Comme le déclare James Minton, l’éditeur du livre dont j’ai parlé tout à l’heure :

Je crois qu’il n’est pas du tout justifié de rejeter sur les démunis et les défavorisés la responsabilité de remédier aux problèmes et aux manifestations endémiques d’impuissance et de disparité des privilèges qui touchent la société et certaines personnes.

Il poursuit ainsi :

Nous devons être bien conscients que les crimes commis dans le réseau des pensionnats autochtones ne se limitent pas aux blessures subies par les personnes qui ont survécu à ce réseau, car celui-ci visait non pas des personnes, mais des peuples.

Dans le dernier chapitre, intitulé « Réflexions », les auteurs invitent le lecteur à trouver ses propres vérités dans ces histoires et à entamer un processus de réparation, de réconciliation et de réappropriation.
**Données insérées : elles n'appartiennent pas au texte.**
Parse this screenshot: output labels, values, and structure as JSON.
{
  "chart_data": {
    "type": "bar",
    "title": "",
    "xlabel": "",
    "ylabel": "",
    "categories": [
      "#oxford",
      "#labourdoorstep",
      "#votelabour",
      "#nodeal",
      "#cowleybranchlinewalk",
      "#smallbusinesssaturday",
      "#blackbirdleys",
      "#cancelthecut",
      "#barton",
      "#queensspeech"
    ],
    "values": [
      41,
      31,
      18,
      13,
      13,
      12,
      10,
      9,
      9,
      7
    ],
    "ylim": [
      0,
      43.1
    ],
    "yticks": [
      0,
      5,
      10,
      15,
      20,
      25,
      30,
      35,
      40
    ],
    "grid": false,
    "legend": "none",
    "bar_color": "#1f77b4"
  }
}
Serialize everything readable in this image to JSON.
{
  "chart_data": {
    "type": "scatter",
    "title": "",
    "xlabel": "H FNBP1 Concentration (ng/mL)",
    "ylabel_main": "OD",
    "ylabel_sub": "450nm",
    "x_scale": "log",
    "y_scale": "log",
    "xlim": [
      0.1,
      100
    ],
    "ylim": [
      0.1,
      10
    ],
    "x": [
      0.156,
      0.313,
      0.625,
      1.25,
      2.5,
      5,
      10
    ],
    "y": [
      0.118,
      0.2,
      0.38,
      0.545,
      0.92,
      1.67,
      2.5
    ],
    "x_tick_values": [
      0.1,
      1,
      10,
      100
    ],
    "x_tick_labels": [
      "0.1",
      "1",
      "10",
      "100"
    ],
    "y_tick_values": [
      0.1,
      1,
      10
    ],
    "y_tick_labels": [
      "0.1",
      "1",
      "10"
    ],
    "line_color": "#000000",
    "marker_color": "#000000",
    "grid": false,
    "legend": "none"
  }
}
Bien que ces histoires soient tragiques, notre histoire ne demeurera pas ainsi, car ce serait manquer de respect et de considération pour les connaissances, le mode de vie et le savoir-faire que nos ancêtres ont transmis pendant des millénaires afin d’assurer un avenir prospère à nos peuples.

Reconnaître cela impliquerait également que le Sénat trouve une façon de tourner la page en prenant l’engagement de ne plus porter préjudice aux Premières Nations. Les sénateurs n’en seraient que mieux informés, plus compatissants et donc plus forts. Notre soutien envers les anciens pensionnaires et leur famille les rendrait aussi plus forts. Ce serait un exemple de conciliation.

Quelles sont les vérités des sénateurs? Nos excuses ne devront pas s’inscrire dans une tentative de prolonger l’histoire de la colonisation ni de nous exonérer de tout blâme pour les graves injustices et la violence coloniale, dont les pensionnats autochtones font partie intégrante.

Nous présenterons nos excuses du point de vue des « cœurs qui s’entrechoquent ».

Honorables sénateurs, je vous invite à vous joindre à moi dans des débats visant à mieux comprendre le racisme, la discrimination, la violence et les sévices qui ont été provoqués par l’établissement des pensionnats autochtones et les impacts négatifs de ces derniers, impacts qui sont encore ressentis aujourd’hui par d’innombrables peuples et communautés autochtones. Ce sera l’occasion de reconnaître les méfaits causés par ces pensionnats et de travailler à changer les choses. Ce changement découlera de la reconnaissance par les sénateurs des effets encore présents de l’oppression des peuples autochtones et de la nécessité de changements plus vastes au sein de la société et de la sphère politique.

Je vous invite à prendre la parole au sujet de cette motion et à l’appuyer en vue de la présentation d’excuses visant à corriger une bonne partie des torts causés par le Sénat à ce sujet, autant dans le passé que plus récemment. Merci. Kinanâskomitin.